Workflow steps

Preprocessing contains three main stages: preflagger, flagger, and averaging. Preflagger is the stage where the RFI masks (e.g. channels known to be prone to RFI because of a known radio source) are applied. RFI flagging can be done by one of the flaggers existing in DP3. In the preprocessing pipeline, we have deployed AOFlagger as the more commonly used flagger. However, it can be replaced with the other flagger existing in the preprocessing pipeline (MAD) or possibly a customised flagger. Averaging is performed to reduce the size of data without losing the useful information and reducing the unhelpful fluctuations in the data.

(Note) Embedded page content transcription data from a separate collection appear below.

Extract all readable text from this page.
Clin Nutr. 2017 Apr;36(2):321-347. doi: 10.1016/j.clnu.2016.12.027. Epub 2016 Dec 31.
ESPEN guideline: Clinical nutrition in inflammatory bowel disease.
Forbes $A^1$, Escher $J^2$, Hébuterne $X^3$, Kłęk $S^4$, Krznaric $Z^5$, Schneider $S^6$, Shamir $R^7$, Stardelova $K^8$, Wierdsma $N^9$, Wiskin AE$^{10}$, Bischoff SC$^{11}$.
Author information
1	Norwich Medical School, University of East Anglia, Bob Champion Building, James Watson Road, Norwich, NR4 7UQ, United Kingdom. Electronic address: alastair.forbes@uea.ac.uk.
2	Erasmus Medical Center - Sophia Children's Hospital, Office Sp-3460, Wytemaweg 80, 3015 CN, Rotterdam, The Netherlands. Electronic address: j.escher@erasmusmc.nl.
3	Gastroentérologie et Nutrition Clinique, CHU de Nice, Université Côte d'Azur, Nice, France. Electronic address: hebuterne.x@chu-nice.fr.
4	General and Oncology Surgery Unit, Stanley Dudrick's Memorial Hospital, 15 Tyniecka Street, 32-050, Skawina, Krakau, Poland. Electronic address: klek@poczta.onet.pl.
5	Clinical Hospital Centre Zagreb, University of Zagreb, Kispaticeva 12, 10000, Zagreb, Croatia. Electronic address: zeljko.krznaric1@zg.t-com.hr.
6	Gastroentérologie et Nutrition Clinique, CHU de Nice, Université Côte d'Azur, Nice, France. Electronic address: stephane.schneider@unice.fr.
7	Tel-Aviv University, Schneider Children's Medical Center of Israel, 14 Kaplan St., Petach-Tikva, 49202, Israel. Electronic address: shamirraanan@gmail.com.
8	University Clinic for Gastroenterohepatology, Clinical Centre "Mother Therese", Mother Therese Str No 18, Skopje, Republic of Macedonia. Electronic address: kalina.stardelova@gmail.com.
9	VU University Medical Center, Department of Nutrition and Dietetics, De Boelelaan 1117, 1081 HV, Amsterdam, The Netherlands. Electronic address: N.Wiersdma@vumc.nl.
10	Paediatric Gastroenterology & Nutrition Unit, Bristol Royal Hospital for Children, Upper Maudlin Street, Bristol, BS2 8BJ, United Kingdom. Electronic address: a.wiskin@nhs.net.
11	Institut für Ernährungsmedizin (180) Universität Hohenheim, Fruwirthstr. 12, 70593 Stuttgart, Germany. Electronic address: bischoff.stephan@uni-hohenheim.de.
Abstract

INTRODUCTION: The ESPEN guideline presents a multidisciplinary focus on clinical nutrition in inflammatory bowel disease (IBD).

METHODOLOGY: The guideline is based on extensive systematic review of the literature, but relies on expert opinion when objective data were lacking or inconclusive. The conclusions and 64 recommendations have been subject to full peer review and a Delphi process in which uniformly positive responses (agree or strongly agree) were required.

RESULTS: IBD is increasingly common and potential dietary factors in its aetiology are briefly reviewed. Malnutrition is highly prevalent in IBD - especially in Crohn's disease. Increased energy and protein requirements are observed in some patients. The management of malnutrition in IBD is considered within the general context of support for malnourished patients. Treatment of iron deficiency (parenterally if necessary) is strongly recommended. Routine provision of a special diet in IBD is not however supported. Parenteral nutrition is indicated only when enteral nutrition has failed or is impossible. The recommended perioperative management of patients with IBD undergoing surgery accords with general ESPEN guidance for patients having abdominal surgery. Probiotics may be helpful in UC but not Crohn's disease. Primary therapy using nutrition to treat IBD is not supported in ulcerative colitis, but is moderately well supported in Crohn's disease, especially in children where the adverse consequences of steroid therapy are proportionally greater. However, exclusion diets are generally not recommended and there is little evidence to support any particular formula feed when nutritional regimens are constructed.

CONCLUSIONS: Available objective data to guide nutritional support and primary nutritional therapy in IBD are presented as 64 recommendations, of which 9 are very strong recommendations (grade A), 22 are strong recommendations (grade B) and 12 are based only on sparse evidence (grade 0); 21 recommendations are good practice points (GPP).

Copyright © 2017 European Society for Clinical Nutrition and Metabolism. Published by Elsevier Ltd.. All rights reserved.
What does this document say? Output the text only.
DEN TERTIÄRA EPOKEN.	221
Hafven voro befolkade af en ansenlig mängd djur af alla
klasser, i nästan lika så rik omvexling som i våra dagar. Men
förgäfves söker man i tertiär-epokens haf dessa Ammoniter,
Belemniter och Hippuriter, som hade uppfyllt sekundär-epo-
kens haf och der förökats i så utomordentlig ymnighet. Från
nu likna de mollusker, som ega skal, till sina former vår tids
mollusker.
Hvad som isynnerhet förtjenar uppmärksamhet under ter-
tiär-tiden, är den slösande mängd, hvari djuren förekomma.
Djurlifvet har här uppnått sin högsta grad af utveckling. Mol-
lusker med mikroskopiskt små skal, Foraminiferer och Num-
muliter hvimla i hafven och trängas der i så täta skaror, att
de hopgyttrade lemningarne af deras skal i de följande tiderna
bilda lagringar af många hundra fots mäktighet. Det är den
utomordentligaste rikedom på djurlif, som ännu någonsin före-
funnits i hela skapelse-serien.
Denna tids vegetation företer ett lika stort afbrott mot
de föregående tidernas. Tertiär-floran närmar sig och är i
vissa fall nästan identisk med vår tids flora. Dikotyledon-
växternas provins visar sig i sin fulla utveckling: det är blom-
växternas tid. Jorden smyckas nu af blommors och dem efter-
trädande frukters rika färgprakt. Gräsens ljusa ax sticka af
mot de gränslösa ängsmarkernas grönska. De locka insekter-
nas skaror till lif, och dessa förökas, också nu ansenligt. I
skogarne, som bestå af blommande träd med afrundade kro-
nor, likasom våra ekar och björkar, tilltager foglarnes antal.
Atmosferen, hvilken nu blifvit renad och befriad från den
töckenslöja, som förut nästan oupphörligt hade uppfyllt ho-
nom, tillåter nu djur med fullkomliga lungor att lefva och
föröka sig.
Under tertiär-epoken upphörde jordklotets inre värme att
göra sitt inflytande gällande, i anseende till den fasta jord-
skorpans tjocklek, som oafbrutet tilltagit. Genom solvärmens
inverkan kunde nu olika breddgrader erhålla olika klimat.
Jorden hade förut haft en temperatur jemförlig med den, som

Averaging can be done in time and/or frequency directions.

More information about the steps of the workflow can be found in: https://confluence.skatelescope.org/pages/viewpage.action?pageId=205798710

Execution

To run the pipeline from the src directory, run the following command:


python3 pipeline.py –msloc your_MeasurementSet –maskloc your_RFI_mask_pickle_file.pickle –paramsloc your_parameters.json –outloc your_output.ms

where --msloc is the location of your_MeasurementSet, --maskloc is the location of your_RFI_mask_pickle_file, and --paramsloc is the location of your_parameters to identify which DP3 parameters you would like to use for each step. The parameters should be provided through a JSON file. Here is an example of the contents in such a file.

{
  "preflagger": [
     {
     }
  ],
  "aoflagger": [
      {
         "autocorr" : "True"
      }
  ],
  "averaging": [
      {
         "freqstep": 8,
         "timestep": 2
      }
  ]

}

The parameters’ names are the same as in DP3. For example, freqstep is the number of channels to be averaged together. The --outloc is the location of the output measurementset, where obviously many of the columns have different dimensions from the original input measurementset because of averaging.